Tuesday, 8 January 2019
Hall 4 (Phoenix Convention Center - West and North Buildings)
Phu Nguyen, Univ. of California, Irvine, Irvine, CA; and E. Shearer, M. Ombadi, V. Gorooh, H. Tran, D. Braithwaite, K. Hsu, S. Sorooshian, W. Logan, and F. M. Ralph

Measurements of precipitation at a high spatiotemporal resolution are an important input for hydrometeorological and water resources studies; decision making in disaster management; and weather, climate, and hydrological forecasting. Moreover, to monitor and manage catastrophic disasters such as flash floods, which occur within a few minutes of excessive rainfall, or complex drought phenomena that cause major socio-economic impacts, high-resolution real-time precipitation estimation of great precision is pivotal. A major limitation of satellite infrared (IR)-based algorithms is their reliance on cloud-top temperature (Tb) without incorporating information from underneath the clouds. This is especially noteworthy over the western US, where current IR-based precipitation products fail to accurately capture rainfall events. We propose an algorithm that utilizes climatological data to create a dynamic Tb-Rain rate (RR) relationship that better estimates precipitation, especially over the western US. PERSIANN-Dynamic Infrared-Rain rate (PDIR) system improves the PERSIANN framework by increasing the Tb segmentation threshold, modifying the prior watershed delineation segmentation technique, using Gaussian mixture method for cloud classification, increasing the number of cloud types by extracting in the monthly scale, training dynamic Tb-RR curves with high resolution Multi-Radar Multi-Sensor (MRMS) data and utilizing the SCE-UA optimization technique.
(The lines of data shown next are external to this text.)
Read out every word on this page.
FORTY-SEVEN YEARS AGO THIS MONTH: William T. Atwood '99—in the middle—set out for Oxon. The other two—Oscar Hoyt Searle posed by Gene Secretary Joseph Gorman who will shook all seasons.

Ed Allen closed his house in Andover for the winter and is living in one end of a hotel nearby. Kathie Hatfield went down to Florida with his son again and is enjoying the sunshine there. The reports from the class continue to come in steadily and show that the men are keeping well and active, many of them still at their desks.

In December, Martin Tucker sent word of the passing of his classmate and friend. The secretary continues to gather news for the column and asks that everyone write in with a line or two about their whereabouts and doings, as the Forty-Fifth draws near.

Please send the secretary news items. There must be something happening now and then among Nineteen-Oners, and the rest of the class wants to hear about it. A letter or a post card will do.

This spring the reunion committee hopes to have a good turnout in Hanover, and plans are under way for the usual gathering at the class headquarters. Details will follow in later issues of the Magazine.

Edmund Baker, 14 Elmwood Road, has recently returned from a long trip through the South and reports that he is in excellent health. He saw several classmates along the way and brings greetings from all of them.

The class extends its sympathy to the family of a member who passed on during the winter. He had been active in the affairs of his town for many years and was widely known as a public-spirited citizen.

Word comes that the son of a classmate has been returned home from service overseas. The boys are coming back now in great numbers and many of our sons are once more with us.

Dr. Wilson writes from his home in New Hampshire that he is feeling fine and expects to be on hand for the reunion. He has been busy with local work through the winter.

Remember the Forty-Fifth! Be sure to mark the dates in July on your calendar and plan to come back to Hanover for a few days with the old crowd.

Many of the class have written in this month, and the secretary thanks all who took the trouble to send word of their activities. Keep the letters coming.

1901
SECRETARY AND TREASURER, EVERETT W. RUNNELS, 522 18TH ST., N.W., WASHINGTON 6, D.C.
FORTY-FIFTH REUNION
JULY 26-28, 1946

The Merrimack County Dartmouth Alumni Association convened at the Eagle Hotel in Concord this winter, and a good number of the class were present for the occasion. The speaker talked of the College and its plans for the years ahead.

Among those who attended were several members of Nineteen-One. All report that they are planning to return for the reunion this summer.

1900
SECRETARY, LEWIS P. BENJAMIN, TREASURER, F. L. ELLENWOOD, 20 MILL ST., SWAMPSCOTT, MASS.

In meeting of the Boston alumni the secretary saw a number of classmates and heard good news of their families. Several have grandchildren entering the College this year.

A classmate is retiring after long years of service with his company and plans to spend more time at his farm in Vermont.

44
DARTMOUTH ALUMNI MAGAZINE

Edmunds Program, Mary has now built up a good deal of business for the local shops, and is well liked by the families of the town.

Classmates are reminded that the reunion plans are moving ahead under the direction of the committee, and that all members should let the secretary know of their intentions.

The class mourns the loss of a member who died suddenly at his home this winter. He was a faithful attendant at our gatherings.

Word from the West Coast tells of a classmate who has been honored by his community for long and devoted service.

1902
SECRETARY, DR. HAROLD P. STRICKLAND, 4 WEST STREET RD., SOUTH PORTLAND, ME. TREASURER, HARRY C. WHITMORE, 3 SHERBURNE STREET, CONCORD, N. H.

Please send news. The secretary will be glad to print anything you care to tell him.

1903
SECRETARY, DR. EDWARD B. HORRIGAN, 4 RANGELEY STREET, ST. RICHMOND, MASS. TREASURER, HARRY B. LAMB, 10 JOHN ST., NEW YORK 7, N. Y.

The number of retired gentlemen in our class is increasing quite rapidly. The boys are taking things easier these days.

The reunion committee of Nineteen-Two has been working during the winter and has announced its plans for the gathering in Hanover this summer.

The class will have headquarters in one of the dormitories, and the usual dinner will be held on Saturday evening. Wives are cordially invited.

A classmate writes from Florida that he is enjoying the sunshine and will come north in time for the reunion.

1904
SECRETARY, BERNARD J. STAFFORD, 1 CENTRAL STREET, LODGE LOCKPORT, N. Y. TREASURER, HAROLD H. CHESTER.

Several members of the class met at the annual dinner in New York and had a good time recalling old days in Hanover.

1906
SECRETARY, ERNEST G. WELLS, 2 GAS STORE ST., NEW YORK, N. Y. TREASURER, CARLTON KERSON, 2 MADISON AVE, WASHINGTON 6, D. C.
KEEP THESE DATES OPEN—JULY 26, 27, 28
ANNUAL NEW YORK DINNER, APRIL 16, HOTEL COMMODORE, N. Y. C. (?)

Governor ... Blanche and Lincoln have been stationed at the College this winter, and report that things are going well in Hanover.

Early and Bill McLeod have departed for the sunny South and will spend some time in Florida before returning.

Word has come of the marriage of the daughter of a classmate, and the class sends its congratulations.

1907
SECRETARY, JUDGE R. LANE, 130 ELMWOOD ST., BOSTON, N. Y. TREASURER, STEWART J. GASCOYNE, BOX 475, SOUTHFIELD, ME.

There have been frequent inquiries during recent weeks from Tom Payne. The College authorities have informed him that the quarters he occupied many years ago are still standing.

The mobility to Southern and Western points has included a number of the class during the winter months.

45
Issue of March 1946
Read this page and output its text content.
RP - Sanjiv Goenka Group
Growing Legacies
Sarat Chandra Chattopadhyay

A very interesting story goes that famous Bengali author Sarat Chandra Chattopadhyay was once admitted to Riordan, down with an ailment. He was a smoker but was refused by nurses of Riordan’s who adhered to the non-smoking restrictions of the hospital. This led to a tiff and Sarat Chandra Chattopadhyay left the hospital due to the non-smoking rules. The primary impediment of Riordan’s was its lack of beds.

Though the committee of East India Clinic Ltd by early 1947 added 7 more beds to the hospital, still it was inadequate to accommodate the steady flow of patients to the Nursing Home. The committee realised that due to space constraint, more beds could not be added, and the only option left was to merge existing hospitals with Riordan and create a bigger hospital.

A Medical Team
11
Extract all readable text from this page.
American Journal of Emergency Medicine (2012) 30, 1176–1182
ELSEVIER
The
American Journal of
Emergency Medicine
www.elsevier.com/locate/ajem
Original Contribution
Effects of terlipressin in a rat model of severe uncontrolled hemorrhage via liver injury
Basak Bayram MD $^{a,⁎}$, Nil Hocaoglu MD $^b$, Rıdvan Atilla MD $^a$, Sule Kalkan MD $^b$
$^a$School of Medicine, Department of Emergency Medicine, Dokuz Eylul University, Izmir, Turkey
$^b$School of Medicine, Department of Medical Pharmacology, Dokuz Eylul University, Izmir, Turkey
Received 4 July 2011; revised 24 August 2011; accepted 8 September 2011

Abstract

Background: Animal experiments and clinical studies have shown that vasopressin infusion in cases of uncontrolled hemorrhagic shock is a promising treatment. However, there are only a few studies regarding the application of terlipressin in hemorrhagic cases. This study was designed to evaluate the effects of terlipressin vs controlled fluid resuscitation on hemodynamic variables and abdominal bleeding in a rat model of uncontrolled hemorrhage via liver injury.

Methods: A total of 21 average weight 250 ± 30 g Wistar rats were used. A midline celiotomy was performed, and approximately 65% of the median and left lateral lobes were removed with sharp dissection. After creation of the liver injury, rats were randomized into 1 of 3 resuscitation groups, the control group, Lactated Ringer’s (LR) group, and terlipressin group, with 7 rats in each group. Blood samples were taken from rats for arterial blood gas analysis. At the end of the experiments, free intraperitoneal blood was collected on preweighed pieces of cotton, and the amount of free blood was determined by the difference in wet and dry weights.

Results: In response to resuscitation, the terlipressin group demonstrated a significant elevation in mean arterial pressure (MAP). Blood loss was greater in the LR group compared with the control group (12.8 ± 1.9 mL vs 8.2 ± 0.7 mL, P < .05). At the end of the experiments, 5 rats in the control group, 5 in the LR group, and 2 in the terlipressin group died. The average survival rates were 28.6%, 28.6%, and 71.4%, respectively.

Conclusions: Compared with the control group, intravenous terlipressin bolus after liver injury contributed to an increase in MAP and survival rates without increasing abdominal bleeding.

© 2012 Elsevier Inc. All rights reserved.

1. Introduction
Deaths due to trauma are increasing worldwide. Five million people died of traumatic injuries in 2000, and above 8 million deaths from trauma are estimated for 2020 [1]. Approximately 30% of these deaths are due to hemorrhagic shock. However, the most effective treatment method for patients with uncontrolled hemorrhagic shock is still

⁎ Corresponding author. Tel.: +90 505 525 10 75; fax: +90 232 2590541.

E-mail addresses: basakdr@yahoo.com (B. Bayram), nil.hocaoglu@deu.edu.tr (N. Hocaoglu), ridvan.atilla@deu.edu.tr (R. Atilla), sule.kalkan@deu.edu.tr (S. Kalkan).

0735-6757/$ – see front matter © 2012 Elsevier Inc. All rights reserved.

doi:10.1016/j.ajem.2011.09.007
PDIR datasets are validated over the western US across several temporal scales including annual, monthly, and daily. In addition, validation is performed for specific extreme atmospheric river (AR) events since ARs are of great importance to the western US, owing to their tendency to bring torrential rainfall. The results show that PDIR is significantly superior to other existing satellite precipitation products in detecting heavy rainfall. The results also provide further evidence that PDIR might be effective in storm monitoring, the design of early warning systems, and disaster management plans for heavy storms associated with ARs over the US west coast.